If you’re in need of equipment but also have poor credit, merchant cash advances are another option, particularly if the piece of equipment is needed immediately. Your payments , but the flexibility and speed of a merchant cash advance is difficult to beat for taking advantage of a good deal or doing an emergency repair.
4. You’re Just Starting Up
If you’re just getting started with your restaurant, you may want to explore options with loans guaranteed by the United States Small Business Administration (SBA). In short, SBA loans are given by traditional or online lenders and are guaranteed by the government. If a borrower isn’t able to repay the loan, the SBA pays back a guaranteed percentage, minimizing risk to the lender.
That minimized risk means lower interest rates. But these loans can take time and lots of paperwork and qualifications. Still, those factors can make these loans perfect for a restaurant startup.
You want to be sure you’re not rushing into a restaurant venture. You’ll want to take the time to put together a thorough business plan and make sure your personal credit is in great shape before you start. And because you’re doing deep research, you’ll know exactly how to get an SBA loan. Look at the preparation for that application process as an important part of the startup process in and of itself.
Stuff happens. It’s a part of any business, and doubly so for an industry as unpredictable as the restaurant industry. Inevitably, you’ll experience some kind of emergency – whether it’s a fryer on the fritz or an unexpected rise in rents – at some point.
The whole point of an emergency is that you don’t see it coming. It could be a kitchen fire, a plumbing issue, or a piece of equipment breaking at the worst possible moment. Regardless, there are a few ways to use restaurant business loans to mitigate the issue.
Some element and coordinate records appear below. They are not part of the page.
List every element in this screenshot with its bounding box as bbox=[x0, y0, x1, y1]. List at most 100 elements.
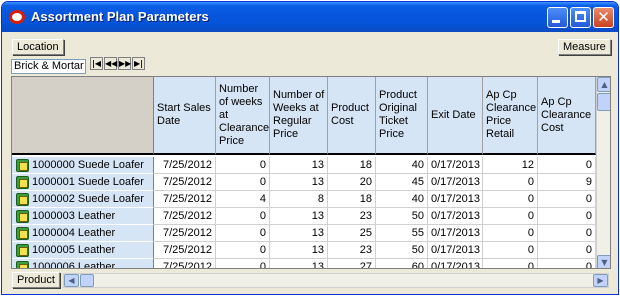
minimize-button[interactable] bbox=[547, 7, 568, 28]
table-cell[interactable]: 0 bbox=[483, 242, 538, 259]
table-cell[interactable]: 0 bbox=[216, 174, 270, 191]
table-cell[interactable]: 0 bbox=[216, 225, 270, 242]
table-cell[interactable]: 0/17/2013 bbox=[428, 225, 483, 242]
row-label[interactable]: 1000004 Leather bbox=[12, 225, 154, 242]
table-cell[interactable]: 45 bbox=[376, 174, 428, 191]
table-cell[interactable]: 25 bbox=[328, 225, 376, 242]
vertical-scrollbar[interactable]: ▲ ▼ bbox=[596, 77, 610, 268]
location-button[interactable]: Location bbox=[12, 39, 64, 55]
table-cell[interactable]: 13 bbox=[270, 225, 328, 242]
table-cell[interactable]: 7/25/2012 bbox=[154, 208, 216, 225]
product-icon bbox=[16, 192, 29, 206]
close-icon: ✕ bbox=[597, 8, 610, 26]
table-cell[interactable]: 18 bbox=[328, 157, 376, 174]
title-bar[interactable]: Assortment Plan Parameters ✕ bbox=[2, 2, 618, 32]
table-cell[interactable]: 8 bbox=[270, 191, 328, 208]
table-cell[interactable]: 23 bbox=[328, 208, 376, 225]
vertical-scroll-thumb[interactable] bbox=[597, 93, 610, 111]
maximize-icon bbox=[575, 11, 586, 22]
scroll-down-icon[interactable]: ▼ bbox=[597, 255, 610, 268]
table-cell[interactable]: 13 bbox=[270, 174, 328, 191]
table-cell[interactable]: 4 bbox=[216, 191, 270, 208]
table-cell[interactable]: 0 bbox=[483, 208, 538, 225]
scroll-up-icon[interactable]: ▲ bbox=[597, 77, 610, 92]
next-page-icon[interactable]: ▶▶ bbox=[118, 57, 131, 70]
measure-button[interactable]: Measure bbox=[558, 39, 611, 55]
oracle-logo-icon bbox=[9, 10, 25, 24]
table-cell[interactable]: 50 bbox=[376, 242, 428, 259]
column-header-weeks-clearance[interactable]: Number of weeks at Clearance Price bbox=[216, 77, 270, 155]
table-cell[interactable]: 0 bbox=[216, 242, 270, 259]
row-label[interactable]: 1000000 Suede Loafer bbox=[12, 157, 154, 174]
prev-page-icon[interactable]: ◀◀ bbox=[104, 57, 117, 70]
table-cell[interactable]: 9 bbox=[538, 174, 596, 191]
table-cell[interactable]: 0 bbox=[538, 208, 596, 225]
window-content: Location Measure Brick & Mortar |◀ ◀◀ ▶▶… bbox=[5, 32, 615, 292]
row-label[interactable]: 1000003 Leather bbox=[12, 208, 154, 225]
table-cell[interactable]: 13 bbox=[270, 242, 328, 259]
table-cell[interactable]: 60 bbox=[376, 259, 428, 268]
table-cell[interactable]: 7/25/2012 bbox=[154, 157, 216, 174]
table-cell[interactable]: 0 bbox=[216, 157, 270, 174]
horizontal-scrollbar[interactable]: ◀ ▶ bbox=[63, 273, 609, 288]
product-button[interactable]: Product bbox=[12, 272, 60, 288]
table-cell[interactable]: 0 bbox=[483, 191, 538, 208]
table-cell[interactable]: 50 bbox=[376, 208, 428, 225]
table-cell[interactable]: 7/25/2012 bbox=[154, 242, 216, 259]
maximize-button[interactable] bbox=[570, 7, 591, 28]
column-header-exit-date[interactable]: Exit Date bbox=[428, 77, 483, 155]
column-header-clearance-price-retail[interactable]: Ap Cp Clearance Price Retail bbox=[483, 77, 538, 155]
table-cell[interactable]: 0 bbox=[483, 174, 538, 191]
table-cell[interactable]: 0 bbox=[216, 259, 270, 268]
table-cell[interactable]: 0 bbox=[538, 225, 596, 242]
table-cell[interactable]: 0 bbox=[538, 157, 596, 174]
table-cell[interactable]: 18 bbox=[328, 191, 376, 208]
table-cell[interactable]: 0/17/2013 bbox=[428, 208, 483, 225]
minimize-icon bbox=[552, 20, 560, 23]
column-header-start-sales-date[interactable]: Start Sales Date bbox=[154, 77, 216, 155]
row-label[interactable]: 1000002 Suede Loafer bbox=[12, 191, 154, 208]
table-cell[interactable]: 0 bbox=[483, 259, 538, 268]
close-button[interactable]: ✕ bbox=[593, 7, 614, 28]
table-cell[interactable]: 13 bbox=[270, 259, 328, 268]
table-cell[interactable]: 0 bbox=[538, 259, 596, 268]
row-label[interactable]: 1000005 Leather bbox=[12, 242, 154, 259]
table-cell[interactable]: 27 bbox=[328, 259, 376, 268]
table-cell[interactable]: 7/25/2012 bbox=[154, 225, 216, 242]
table-cell[interactable]: 13 bbox=[270, 208, 328, 225]
table-cell[interactable]: 0 bbox=[538, 191, 596, 208]
assortment-plan-window: Assortment Plan Parameters ✕ Location Me… bbox=[1, 1, 619, 295]
table-cell[interactable]: 0/17/2013 bbox=[428, 259, 483, 268]
row-label[interactable]: 1000006 Leather bbox=[12, 259, 154, 268]
table-cell[interactable]: 20 bbox=[328, 174, 376, 191]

One option is a business line of credit. Similarly to not knowing when you’ll need to acquire more inventory, you’ll never know when an emergency can arise. A business line of credit can offer you the ability to make a large purchase at a moment’s notice without having to pay interest on money you haven’t spent. Having that line of credit available means you’re always ready to make a big purchase.
You could also use a cash advance to be ready when an emergency strikes. Because of their speed to approval, cash advances can allow you to make things happen quickly. And if the emergency affects sales for a period afterward (as in a fire), cash advances can be paid with a percentage of card transactions, so you won’t be stuck making large payments when your revenues are down.
There are as many reasons to need funding as there are ways to get it.
Restaurants are exciting and unpredictable. So make sure that when you’re looking for funding, you’re aware of what it takes to run a restaurant, possible issues that can pop up in the future, and common reasons restaurant owners seek out loans. Proper restaurant business loan acquisition can keep your restaurant operating at peak levels all year round with minimal headache for you as the owner.